2021-03-30 20:16:40,076 - root - INFO - Log1p transforming
2021-03-30 20:16:40,493 - root - INFO - Finding variable features

If you pass `n_top_genes`, all cutoffs are ignored.
extracting highly variable genes
    finished (0:00:01)
--> added
    'highly_variable', boolean vector (adata.var)
    'means', float vector (adata.var)
    'dispersions', float vector (adata.var)
    'dispersions_norm', float vector (adata.var)

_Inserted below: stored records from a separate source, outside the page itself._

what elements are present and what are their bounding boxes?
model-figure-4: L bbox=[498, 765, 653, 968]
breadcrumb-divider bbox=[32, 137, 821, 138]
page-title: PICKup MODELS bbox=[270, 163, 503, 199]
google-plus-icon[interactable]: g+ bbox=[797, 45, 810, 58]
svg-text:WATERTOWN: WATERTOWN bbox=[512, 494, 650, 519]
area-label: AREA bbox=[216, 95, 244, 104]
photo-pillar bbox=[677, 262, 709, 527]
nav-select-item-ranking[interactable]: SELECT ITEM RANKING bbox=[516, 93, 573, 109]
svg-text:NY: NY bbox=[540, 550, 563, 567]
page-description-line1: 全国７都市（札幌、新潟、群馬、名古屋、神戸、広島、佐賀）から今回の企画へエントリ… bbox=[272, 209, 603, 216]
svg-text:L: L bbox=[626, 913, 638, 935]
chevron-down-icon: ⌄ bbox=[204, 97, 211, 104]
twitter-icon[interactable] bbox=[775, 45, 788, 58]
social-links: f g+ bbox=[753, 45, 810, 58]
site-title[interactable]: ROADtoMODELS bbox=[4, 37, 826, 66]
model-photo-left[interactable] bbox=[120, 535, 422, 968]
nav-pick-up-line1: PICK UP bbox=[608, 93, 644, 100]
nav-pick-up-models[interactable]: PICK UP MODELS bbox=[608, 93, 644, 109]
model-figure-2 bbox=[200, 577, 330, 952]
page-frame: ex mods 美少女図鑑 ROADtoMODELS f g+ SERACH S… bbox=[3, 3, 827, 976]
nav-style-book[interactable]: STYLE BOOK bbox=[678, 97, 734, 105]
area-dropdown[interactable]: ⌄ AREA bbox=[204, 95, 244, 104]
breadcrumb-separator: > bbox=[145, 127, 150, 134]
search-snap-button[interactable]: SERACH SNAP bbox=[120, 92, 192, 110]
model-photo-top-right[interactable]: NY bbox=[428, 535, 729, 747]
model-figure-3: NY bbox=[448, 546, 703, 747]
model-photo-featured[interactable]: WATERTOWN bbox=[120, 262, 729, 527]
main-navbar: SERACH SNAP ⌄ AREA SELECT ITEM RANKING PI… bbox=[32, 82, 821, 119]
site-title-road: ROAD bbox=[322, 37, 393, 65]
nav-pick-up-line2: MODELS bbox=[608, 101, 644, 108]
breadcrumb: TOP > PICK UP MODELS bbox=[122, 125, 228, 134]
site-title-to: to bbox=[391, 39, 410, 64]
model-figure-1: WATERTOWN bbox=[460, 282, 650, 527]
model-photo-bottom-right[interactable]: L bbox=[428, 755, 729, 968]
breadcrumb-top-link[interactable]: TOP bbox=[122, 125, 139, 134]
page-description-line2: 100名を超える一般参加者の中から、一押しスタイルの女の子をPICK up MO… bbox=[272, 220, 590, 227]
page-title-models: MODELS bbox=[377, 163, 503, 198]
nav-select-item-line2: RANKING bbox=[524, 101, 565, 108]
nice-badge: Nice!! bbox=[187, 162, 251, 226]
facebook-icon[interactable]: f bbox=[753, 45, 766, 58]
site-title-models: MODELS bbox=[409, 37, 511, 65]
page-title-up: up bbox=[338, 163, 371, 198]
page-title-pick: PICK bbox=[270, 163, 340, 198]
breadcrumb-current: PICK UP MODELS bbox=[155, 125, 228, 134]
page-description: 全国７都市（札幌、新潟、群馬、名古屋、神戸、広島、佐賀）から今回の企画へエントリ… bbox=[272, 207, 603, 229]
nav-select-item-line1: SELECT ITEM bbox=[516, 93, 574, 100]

2021-03-30 20:16:42,776 - root - INFO - Batch specific maxabs scaling
2021-03-30 20:16:44,173 - root - INFO - Processed dataset shape: (15476, 2000)
2021-03-30 20:16:44,192 - root - INFO - model
VAE(
  (encoder): Encoder(
    (enc): NN(
      (net): ModuleList(
        (0): Block(
          (fc): Linear(in_features=2000, out_features=1024, bias=True)
          (norm): BatchNorm1d(1024, eps=1e-05, momentum=0.1, affine=True, track_running_stats=True)
          (act): ReLU()
        )
      )
    )
    (mu_enc): NN(
      (net): ModuleList(
        (0): Block(
          (fc): Linear(in_features=1024, out_features=10, bias=True)
        )
      )
    )
    (var_enc): NN(
      (net): ModuleList(
        (0): Block(
          (fc): Linear(in_features=1024, out_features=10, bias=True)
        )
      )
    )
  )
  (decoder): NN(
    (net): ModuleList(
      (0): Block(
        (fc): Linear(in_features=10, out_features=2000, bias=True)
        (norm): DSBatchNorm(
          (bns): ModuleList(
            (0): BatchNorm1d(2000, eps=1e-05, momentum=0.1, affine=True, track_running_stats=True)
            (1): BatchNorm1d(2000, eps=1e-05, momentum=0.1, affine=True, track_running_stats=True)
          )
        )
        (act): Sigmoid()
      )
    )
  )
)
Epochs: 100%|██████████| 125/125 [06:11<00:00,  2.97s/it, recon_loss=182.388,kl_loss=3.988]
2021-03-30 20:23:03,050 - root - INFO - Output dir: pbmc_output//
2021-03-30 20:23:07,564 - root - INFO - Plot umap

computing neighbors
    finished: added to `.uns['neighbors']`
    `.obsp['distances']`, distances for each pair of neighbors
    `.obsp['connectivities']`, weighted adjacency matrix (0:00:03)
computing UMAP
    finished: added
    'X_umap', UMAP coordinates (adata.obsm) (0:00:12)
running Leiden clustering
    finished: found 15 clusters and added
    'leiden', the cluster labels (adata.obs, categorical) (0:00:05)
WARNING: saving figure to file pbmc_output/umap.pdf

[13]:

adata

[13]:

AnnData object with n_obs × n_vars = 15476 × 2000
    obs: 'batch', 'celltype', 'protocol', 'celltype0', 'n_genes', 'leiden'
    var: 'n_cells', 'highly_variable', 'means', 'dispersions', 'dispersions_norm', 'highly_variable_nbatches', 'highly_variable_intersection'
    uns: 'log1p', 'hvg', 'neighbors', 'umap', 'leiden', 'batch_colors', 'celltype_colors', 'leiden_colors'
    obsm: 'latent', 'X_umap'
    obsp: 'distances', 'connectivities'

While there seems to be some strong batch-effect in all cell types, SCALEX can integrate them homogeneously.

[14]:

sc.settings.set_figure_params(dpi=80, facecolor='white',figsize=(3,3),frameon=True)

[15]:

sc.pl.umap(adata,color=['celltype'],legend_fontsize=10)

../_images/tutorial_Integration_PBMC_26_0.png

[16]:

sc.pl.umap(adata,color=['batch'],legend_fontsize=10)

../_images/tutorial_Integration_PBMC_27_0.png

The integrated data is stored as adata.h5ad in the output directory assigned by outdir parameter in SCALEX function.